O Presidente da República serviu, assim, de mediador entre os dois elementos do teatro e o ministro, e, avança o DN, até sugeriu a criação de um estatuto especial para a Cornucópia o que permitiria que esta companhia de teatro continuasse a sua atividade sem concorrer aos apoios financeiros da Direção-Geral das Artes.

A conversa, foi contudo, inconclusiva.

Luís Miguel Cintra, que reiterou que o teatro não tem condições financeiras para continuar, disse que "a situação continuaria exatamente na mesma de acordo com aquilo que o senhor ministro está a dizer que está disposto a fazer", acrescentando: "Percebo que seja difícil tomar uma decisão para fazer uma exceção. Perante isso eu não discuto. Eu verifico e digo: assim, a gente acaba".

Marcelo Rebelo de Sousa insistiu que se falasse "perante o novo cenário, perante o cenário que se admite, que é, em vez de acabar, continuar, se houver condições para continuar".

"Então aí o Ministério continua a falar convosco, sempre no quadro de que são uma exceção, porque são um caso diferente dos outros casos, para ver se é possível esse cenário", sugeriu ainda Marcelo, defendendo que "vale a pena falar mais um bocadinho, para ver se é possível ou não um projeto que não seja o do encerramento".

O ministro da Cultura afirmou, então, que "as conversações nunca foram encerradas, as conversações estão em curso, e continuam em curso".

No final da conversa, que durou 20 minutos Marcelo mostrou-se confiante: "Hoje, dia 17 de dezembro de 2016, aquilo que eu ouvi dizer foi: nós estamos na disposição de repensar no sentido de continuar. Diz o senhor ministro: pois muito bem, nós estamos a falar, passamos a falar nessa onda. Até agora estávamos a falar na onde de fechar, a partir de agora passamos a falar na onda de não fechar, de fazer, ver se é possível.
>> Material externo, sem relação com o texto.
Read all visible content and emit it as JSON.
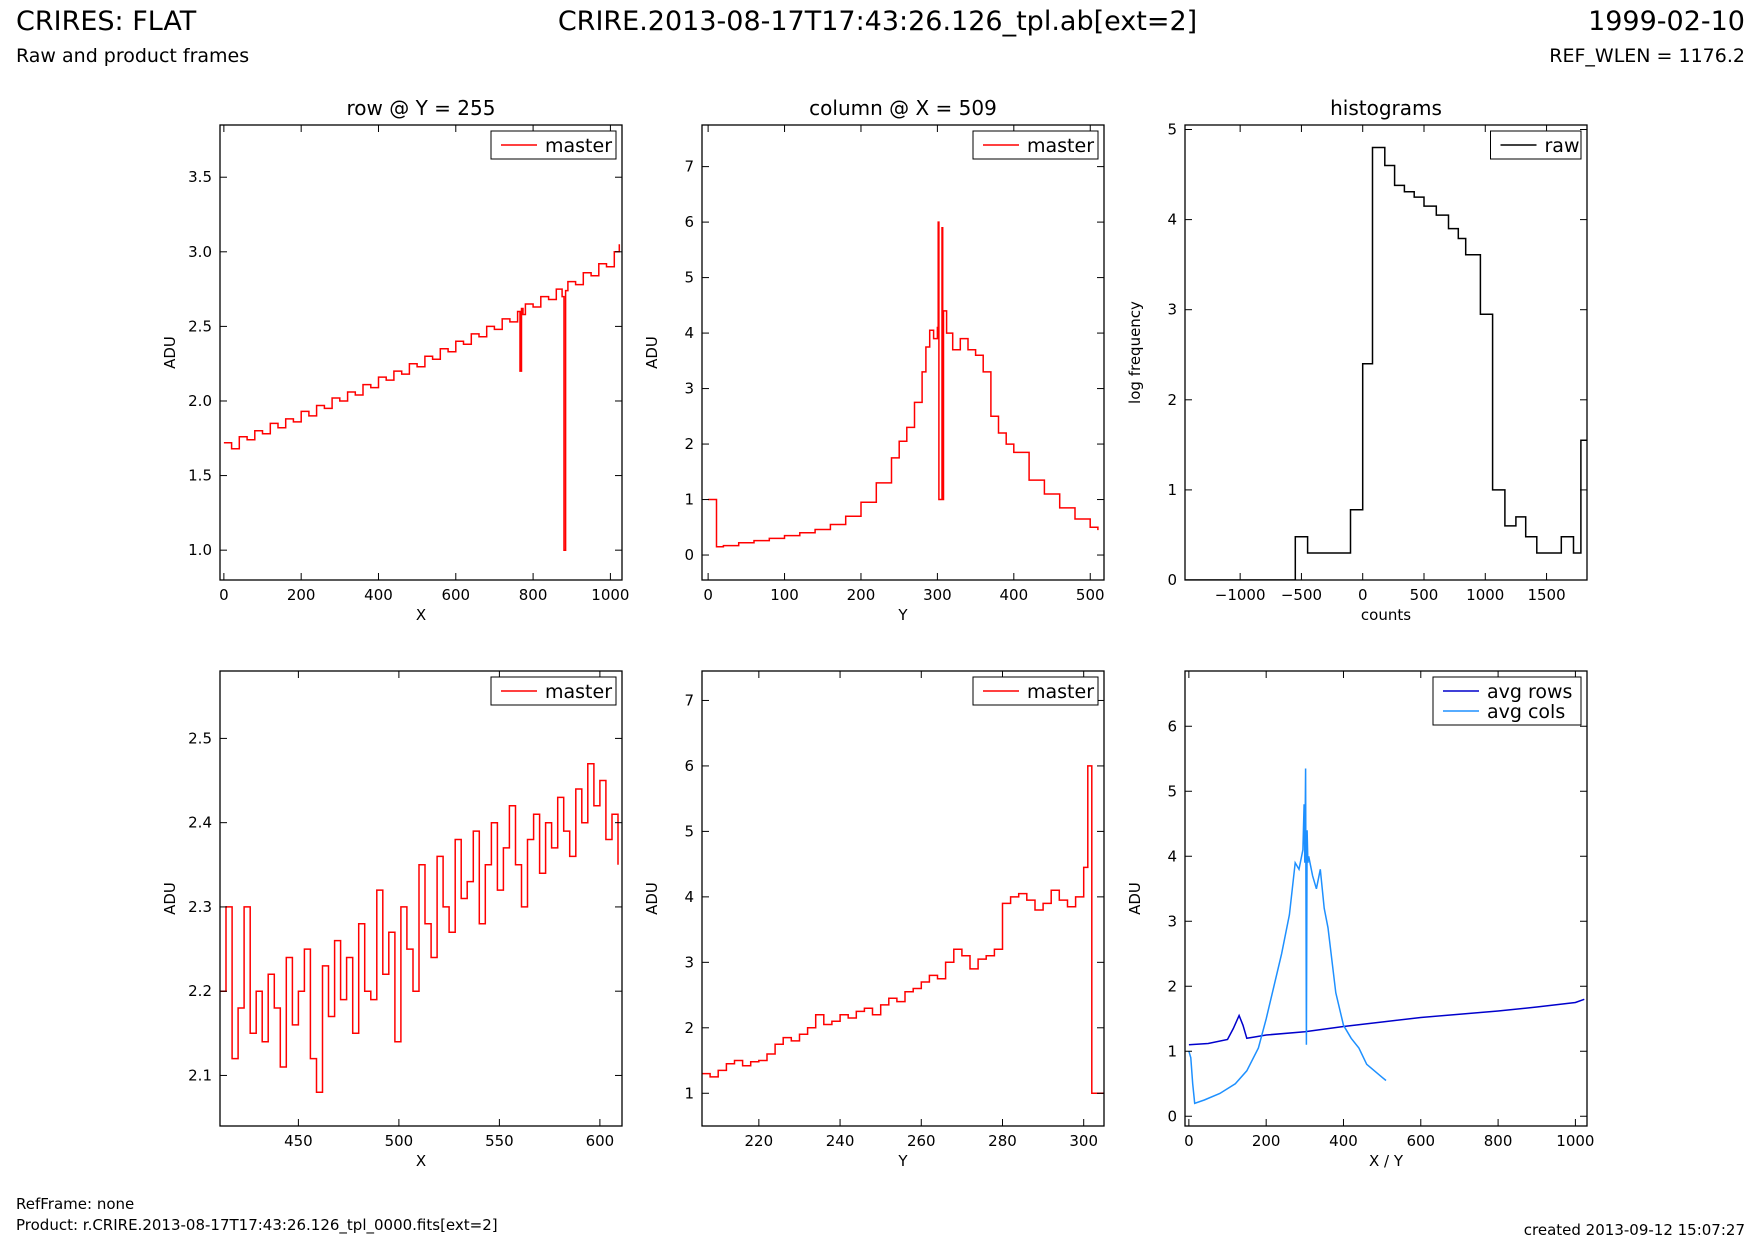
{
  "header": {
    "left_title": "CRIRES: FLAT",
    "left_subtitle": "Raw and product frames",
    "center_title": "CRIRE.2013-08-17T17:43:26.126_tpl.ab[ext=2]",
    "right_title": "1999-02-10",
    "right_subtitle": "REF_WLEN = 1176.2"
  },
  "footer": {
    "ref_frame": "RefFrame: none",
    "product": "Product: r.CRIRE.2013-08-17T17:43:26.126_tpl_0000.fits[ext=2]",
    "created": "created 2013-09-12 15:07:27"
  },
  "colors": {
    "red": "#ff0000",
    "black": "#000000",
    "dark_blue": "#0000cc",
    "light_blue": "#1e90ff"
  },
  "chart_data": [
    {
      "type": "line",
      "title": "row @ Y = 255",
      "xlabel": "X",
      "ylabel": "ADU",
      "xlim": [
        -10,
        1030
      ],
      "ylim": [
        0.8,
        3.85
      ],
      "xticks": [
        0,
        200,
        400,
        600,
        800,
        1000
      ],
      "yticks": [
        1.0,
        1.5,
        2.0,
        2.5,
        3.0,
        3.5
      ],
      "legend_position": "top-right",
      "series": [
        {
          "name": "master",
          "color": "#ff0000",
          "step": true,
          "x": [
            0,
            20,
            40,
            60,
            80,
            100,
            120,
            140,
            160,
            180,
            200,
            220,
            240,
            260,
            280,
            300,
            320,
            340,
            360,
            380,
            400,
            420,
            440,
            460,
            480,
            500,
            520,
            540,
            560,
            580,
            600,
            620,
            640,
            660,
            680,
            700,
            720,
            740,
            760,
            766,
            770,
            774,
            780,
            800,
            820,
            840,
            860,
            875,
            880,
            884,
            890,
            910,
            930,
            950,
            970,
            990,
            1010,
            1023
          ],
          "y": [
            1.72,
            1.68,
            1.76,
            1.74,
            1.8,
            1.78,
            1.85,
            1.82,
            1.88,
            1.86,
            1.93,
            1.9,
            1.97,
            1.95,
            2.02,
            2.0,
            2.06,
            2.04,
            2.11,
            2.09,
            2.16,
            2.14,
            2.2,
            2.18,
            2.25,
            2.23,
            2.3,
            2.28,
            2.35,
            2.33,
            2.4,
            2.38,
            2.45,
            2.43,
            2.5,
            2.48,
            2.55,
            2.53,
            2.6,
            2.2,
            2.62,
            2.58,
            2.65,
            2.63,
            2.7,
            2.68,
            2.75,
            2.7,
            1.0,
            2.74,
            2.8,
            2.78,
            2.86,
            2.84,
            2.92,
            2.9,
            3.0,
            3.05
          ]
        }
      ]
    },
    {
      "type": "line",
      "title": "column @ X = 509",
      "xlabel": "Y",
      "ylabel": "ADU",
      "xlim": [
        -8,
        518
      ],
      "ylim": [
        -0.45,
        7.75
      ],
      "xticks": [
        0,
        100,
        200,
        300,
        400,
        500
      ],
      "yticks": [
        0,
        1,
        2,
        3,
        4,
        5,
        6,
        7
      ],
      "legend_position": "top-right",
      "series": [
        {
          "name": "master",
          "color": "#ff0000",
          "step": true,
          "x": [
            0,
            10,
            11,
            20,
            40,
            60,
            80,
            100,
            120,
            140,
            160,
            180,
            200,
            220,
            240,
            250,
            260,
            270,
            280,
            285,
            290,
            295,
            300,
            301,
            302,
            303,
            306,
            307,
            308,
            312,
            320,
            330,
            340,
            350,
            360,
            370,
            380,
            390,
            400,
            420,
            440,
            460,
            480,
            500,
            510
          ],
          "y": [
            1.0,
            1.0,
            0.15,
            0.17,
            0.22,
            0.26,
            0.3,
            0.35,
            0.4,
            0.46,
            0.55,
            0.7,
            0.95,
            1.3,
            1.75,
            2.05,
            2.3,
            2.75,
            3.3,
            3.75,
            4.05,
            3.9,
            4.1,
            6.0,
            1.0,
            1.0,
            5.9,
            1.0,
            4.4,
            4.0,
            3.7,
            3.9,
            3.7,
            3.6,
            3.3,
            2.5,
            2.2,
            2.0,
            1.85,
            1.35,
            1.1,
            0.85,
            0.65,
            0.5,
            0.45
          ]
        }
      ]
    },
    {
      "type": "line",
      "title": "histograms",
      "xlabel": "counts",
      "ylabel": "log frequency",
      "xlim": [
        -1450,
        1830
      ],
      "ylim": [
        0,
        5.05
      ],
      "xticks": [
        -1000,
        -500,
        0,
        500,
        1000,
        1500
      ],
      "yticks": [
        0,
        1,
        2,
        3,
        4,
        5
      ],
      "legend_position": "top-right",
      "series": [
        {
          "name": "raw",
          "color": "#000000",
          "step": true,
          "x": [
            -1450,
            -550,
            -450,
            -200,
            -100,
            0,
            80,
            180,
            260,
            340,
            420,
            500,
            600,
            700,
            780,
            840,
            960,
            1060,
            1160,
            1250,
            1330,
            1420,
            1520,
            1620,
            1720,
            1780,
            1830
          ],
          "y": [
            0,
            0.48,
            0.3,
            0.3,
            0.78,
            2.4,
            4.8,
            4.6,
            4.38,
            4.31,
            4.25,
            4.15,
            4.05,
            3.9,
            3.79,
            3.61,
            2.95,
            1.0,
            0.6,
            0.7,
            0.48,
            0.3,
            0.3,
            0.48,
            0.3,
            1.55,
            1.55
          ]
        }
      ]
    },
    {
      "type": "line",
      "title": "",
      "xlabel": "X",
      "ylabel": "ADU",
      "xlim": [
        411,
        611
      ],
      "ylim": [
        2.04,
        2.58
      ],
      "xticks": [
        450,
        500,
        550,
        600
      ],
      "yticks": [
        2.1,
        2.2,
        2.3,
        2.4,
        2.5
      ],
      "legend_position": "top-right",
      "series": [
        {
          "name": "master",
          "color": "#ff0000",
          "step": true,
          "x": [
            411,
            414,
            417,
            420,
            423,
            426,
            429,
            432,
            435,
            438,
            441,
            444,
            447,
            450,
            453,
            456,
            459,
            462,
            465,
            468,
            471,
            474,
            477,
            480,
            483,
            486,
            489,
            492,
            495,
            498,
            501,
            504,
            507,
            510,
            513,
            516,
            519,
            522,
            525,
            528,
            531,
            534,
            537,
            540,
            543,
            546,
            549,
            552,
            555,
            558,
            561,
            564,
            567,
            570,
            573,
            576,
            579,
            582,
            585,
            588,
            591,
            594,
            597,
            600,
            603,
            606,
            609
          ],
          "y": [
            2.2,
            2.3,
            2.12,
            2.18,
            2.3,
            2.15,
            2.2,
            2.14,
            2.22,
            2.18,
            2.11,
            2.24,
            2.16,
            2.2,
            2.25,
            2.12,
            2.08,
            2.23,
            2.17,
            2.26,
            2.19,
            2.24,
            2.15,
            2.28,
            2.2,
            2.19,
            2.32,
            2.22,
            2.27,
            2.14,
            2.3,
            2.25,
            2.2,
            2.35,
            2.28,
            2.24,
            2.36,
            2.3,
            2.27,
            2.38,
            2.31,
            2.33,
            2.39,
            2.28,
            2.35,
            2.4,
            2.32,
            2.37,
            2.42,
            2.35,
            2.3,
            2.38,
            2.41,
            2.34,
            2.4,
            2.37,
            2.43,
            2.39,
            2.36,
            2.44,
            2.4,
            2.47,
            2.42,
            2.45,
            2.38,
            2.41,
            2.35
          ]
        }
      ]
    },
    {
      "type": "line",
      "title": "",
      "xlabel": "Y",
      "ylabel": "ADU",
      "xlim": [
        206,
        305
      ],
      "ylim": [
        0.5,
        7.45
      ],
      "xticks": [
        220,
        240,
        260,
        280,
        300
      ],
      "yticks": [
        1,
        2,
        3,
        4,
        5,
        6,
        7
      ],
      "legend_position": "top-right",
      "series": [
        {
          "name": "master",
          "color": "#ff0000",
          "step": true,
          "x": [
            206,
            208,
            210,
            212,
            214,
            216,
            218,
            220,
            222,
            224,
            226,
            228,
            230,
            232,
            234,
            236,
            238,
            240,
            242,
            244,
            246,
            248,
            250,
            252,
            254,
            256,
            258,
            260,
            262,
            264,
            266,
            268,
            270,
            272,
            274,
            276,
            278,
            280,
            282,
            284,
            286,
            288,
            290,
            292,
            294,
            296,
            298,
            300,
            301,
            302,
            303,
            305
          ],
          "y": [
            1.3,
            1.25,
            1.35,
            1.45,
            1.5,
            1.42,
            1.48,
            1.5,
            1.6,
            1.75,
            1.85,
            1.8,
            1.9,
            2.0,
            2.2,
            2.05,
            2.1,
            2.2,
            2.15,
            2.25,
            2.3,
            2.2,
            2.35,
            2.45,
            2.4,
            2.55,
            2.6,
            2.7,
            2.8,
            2.75,
            3.0,
            3.2,
            3.1,
            2.9,
            3.05,
            3.1,
            3.2,
            3.9,
            4.0,
            4.05,
            3.95,
            3.8,
            3.9,
            4.1,
            3.95,
            3.85,
            4.0,
            4.45,
            6.0,
            1.0,
            1.0,
            1.0
          ]
        }
      ]
    },
    {
      "type": "line",
      "title": "",
      "xlabel": "X / Y",
      "ylabel": "ADU",
      "xlim": [
        -10,
        1030
      ],
      "ylim": [
        -0.15,
        6.85
      ],
      "xticks": [
        0,
        200,
        400,
        600,
        800,
        1000
      ],
      "yticks": [
        0,
        1,
        2,
        3,
        4,
        5,
        6
      ],
      "legend_position": "top-right",
      "series": [
        {
          "name": "avg rows",
          "color": "#0000cc",
          "step": false,
          "x": [
            0,
            50,
            100,
            115,
            130,
            140,
            150,
            170,
            200,
            300,
            400,
            500,
            600,
            700,
            800,
            900,
            1000,
            1023
          ],
          "y": [
            1.1,
            1.12,
            1.18,
            1.35,
            1.55,
            1.4,
            1.2,
            1.22,
            1.25,
            1.3,
            1.38,
            1.45,
            1.52,
            1.57,
            1.62,
            1.68,
            1.75,
            1.8
          ]
        },
        {
          "name": "avg cols",
          "color": "#1e90ff",
          "step": false,
          "x": [
            0,
            5,
            10,
            15,
            40,
            80,
            120,
            150,
            180,
            200,
            220,
            240,
            260,
            275,
            285,
            295,
            298,
            300,
            302,
            304,
            306,
            308,
            310,
            320,
            330,
            340,
            350,
            360,
            380,
            400,
            420,
            440,
            460,
            480,
            500,
            510
          ],
          "y": [
            1.0,
            0.9,
            0.5,
            0.2,
            0.25,
            0.35,
            0.5,
            0.7,
            1.05,
            1.5,
            2.0,
            2.5,
            3.1,
            3.9,
            3.8,
            4.1,
            4.8,
            3.9,
            5.35,
            1.1,
            4.4,
            3.9,
            4.0,
            3.7,
            3.5,
            3.8,
            3.2,
            2.9,
            1.9,
            1.4,
            1.2,
            1.05,
            0.8,
            0.7,
            0.6,
            0.55
          ]
        }
      ]
    }
  ]
}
Eu acho que é isso que importa fazer".

No final do encontro, Luís Miguel Cintra agradeceu as presenças do chefe de Estado e do ministro e pediu-lhes que acreditassem que não está "a fazer chantagem de espécie nenhuma como é costume fazer-se na política", mas simplesmente a constatar as condições reais para a companhia se manter. "E isto não é uma forma de pressão sobre o Ministério", ressalvou.

Já Marcelo Rebelo de Sousa, antes de se levantar, observou: "Algum dia eu teria o sonho de não estar sentado na cadeira e vir a discutir aqui para o palco, é sempre o sonho de todos os espectadores".